Last updated: 24 October 2024
An article by Prior et al., 2012 has useful information (which otherwise can be difficult to find) about K-Ras and how various mutations alter the function of the protein - e.g., 'activating' mutations in Glycine 12 (G12), G13, Q61, as discussed in the main article. Prior et al., 2012 abstract
Reference (in the 376 literature folder): Prior IA, Lewis PD, Mattos C (2012) A Comprehensive Survey of Ras Mutations in Cancer. Cancer Research 72: 2457-2467.
Terminology note: mutation 'G12R' means a base change in the DNA alters codon 12 from the wildtype encoded amino acid 12 Glycine (G) to Arginine (R). In this case, the mutation converts the wildtype proto-oncogene KRAS into an oncogene.
Key information from the Prior article: 99% of all cancer-promoting mutations in ras genes (encoding one of the 3 different RAS proteins: KRAS, HRAS, NRAS) occur in codons 12, 13 & 61, encoding amino acids G12, G13, and Q61 (G = glycine, Q = glutamine). This region of the RAS protein is identical in KRAS, HRAS, and NRAS, and these amino acids are involved in binding GDP / GTP (schematic of RAS structure - part of Prior Figure 1). [As a matter of interest: Prior Figure 2 - RAS mutation bias in various cancer types.]

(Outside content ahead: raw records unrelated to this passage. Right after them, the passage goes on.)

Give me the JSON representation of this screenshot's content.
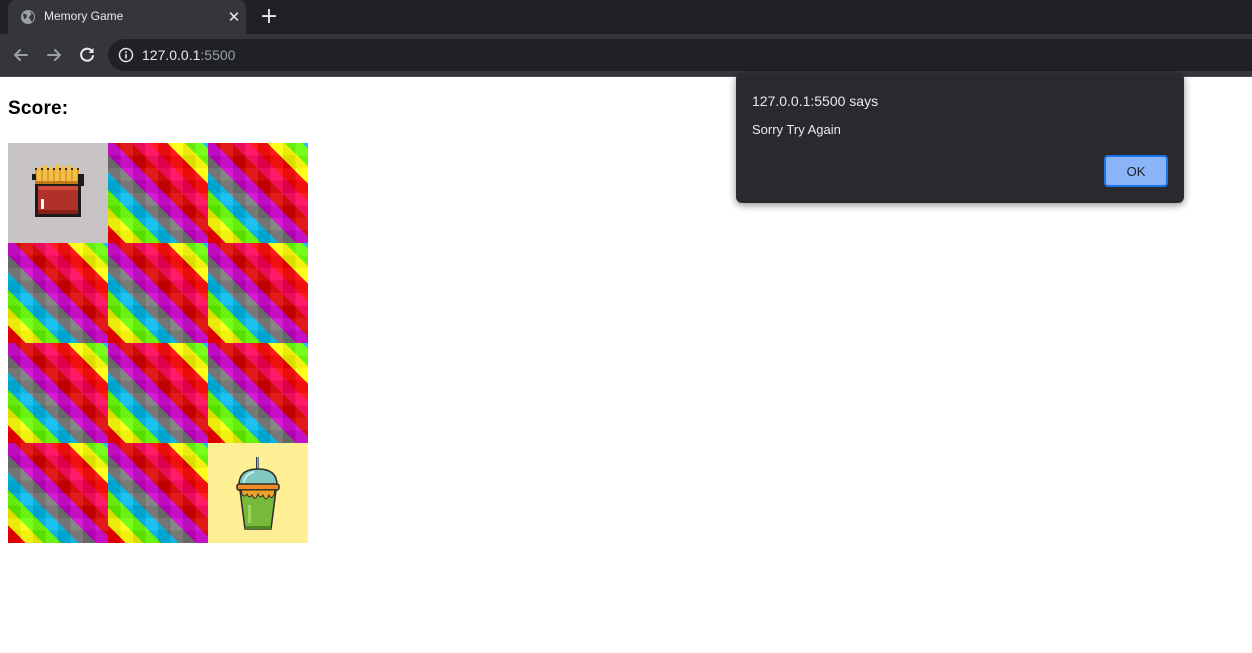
{
  "browser": {
    "tab_title": "Memory Game",
    "tab_close_label": "✕",
    "new_tab_label": "+",
    "url_host": "127.0.0.1",
    "url_port": ":5500"
  },
  "page": {
    "score_label": "Score:"
  },
  "board": {
    "columns": 3,
    "rows": 4,
    "cards": [
      {
        "state": "face-up",
        "icon": "fries-icon",
        "background": "#c8c4c6"
      },
      {
        "state": "face-down"
      },
      {
        "state": "face-down"
      },
      {
        "state": "face-down"
      },
      {
        "state": "face-down"
      },
      {
        "state": "face-down"
      },
      {
        "state": "face-down"
      },
      {
        "state": "face-down"
      },
      {
        "state": "face-down"
      },
      {
        "state": "face-down"
      },
      {
        "state": "face-down"
      },
      {
        "state": "face-up",
        "icon": "drink-cup-icon",
        "background": "#ffef94"
      }
    ]
  },
  "dialog": {
    "origin": "127.0.0.1:5500 says",
    "message": "Sorry Try Again",
    "ok_label": "OK"
  },
  "colors": {
    "chrome_dark": "#202124",
    "chrome_toolbar": "#35363a",
    "dialog_bg": "#292a2d",
    "ok_button": "#8ab4f8"
  }
}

Recall that RAS is a 'G protein' - a Guanosine nucleotide-binding protein, and that the activated form is RAS-GTP. (inactive form RAS-GDP). Changes in amino acids G12, G13, and Q61 inhibit the hydrolysis of GTP to GDP (RAS inactivation), locking RAS into the 'activated' form (RAS-GTP).
Read the Materials & Methods sections relevant to the results you are presenting. You should understand this and be able to explain it. Nevertheless, your presentation should NOT be focussed primarily on techniques, but rather the results and discussion. Explain the methods only as much as is necessary to make the results understandable.
Note that the full methods for Misale et al., 2012 are not found in the PDF - you must go to the online version to find the full methods (to access from off campus you will have to login to your MySandiego account, etc. Get USD library help if you don't know how to do this, or access while on campus).
Or, you can access a copy of the full methods, although none of the links will work; this is simply copied as HTML from the Nature website.
Note that you may want or need to show supplemental figures & tables in your presentation. This file is also found in the papers folder, entitled 'Misale2012_Supplemental_info.pdf'
FISH analysis - Fluorescent In Situ Hybridization, used to detect genes on chromosomal spreads of tissue such as tumor tissue to evaluate chromosomal abnormalities such as translocations & other rearrangements, duplications, and individual gene loss or amplification.
This paper uses a number of next-generation high throughput DNA sequencing techniques to sequence much or all of the expressed genome (the 'exome') and to detect low-frequency differences in DNA sequences (that is, different sequences found in a fraction of cells in a tissue). Exome sequencing is used here, e.g., to show amplification of genes (extra copies) such as EGFR in 'DiFi' cells, and KRAS in 'DiFi-R' cells (Fig. 1 b).
BEAMing - individual DNA molecules are associated with magnetic beads in an aqueous droplet in oil (an 'emulsion'), and amplified to have thousands of copies of the identical sequence from the original molecule. These sequences are then determined from these beads - this allows rare sequences to be more reliably detected among thousands to millions of sequences. BEAM - bead, emulsion, amplification, magnetic.
454 pyrosequencing - another high throughput next-generation sequencing method. (Note: this particular method is obsolete; the company Roche stopped making the machines and supporting the technology in the mid-2010's.)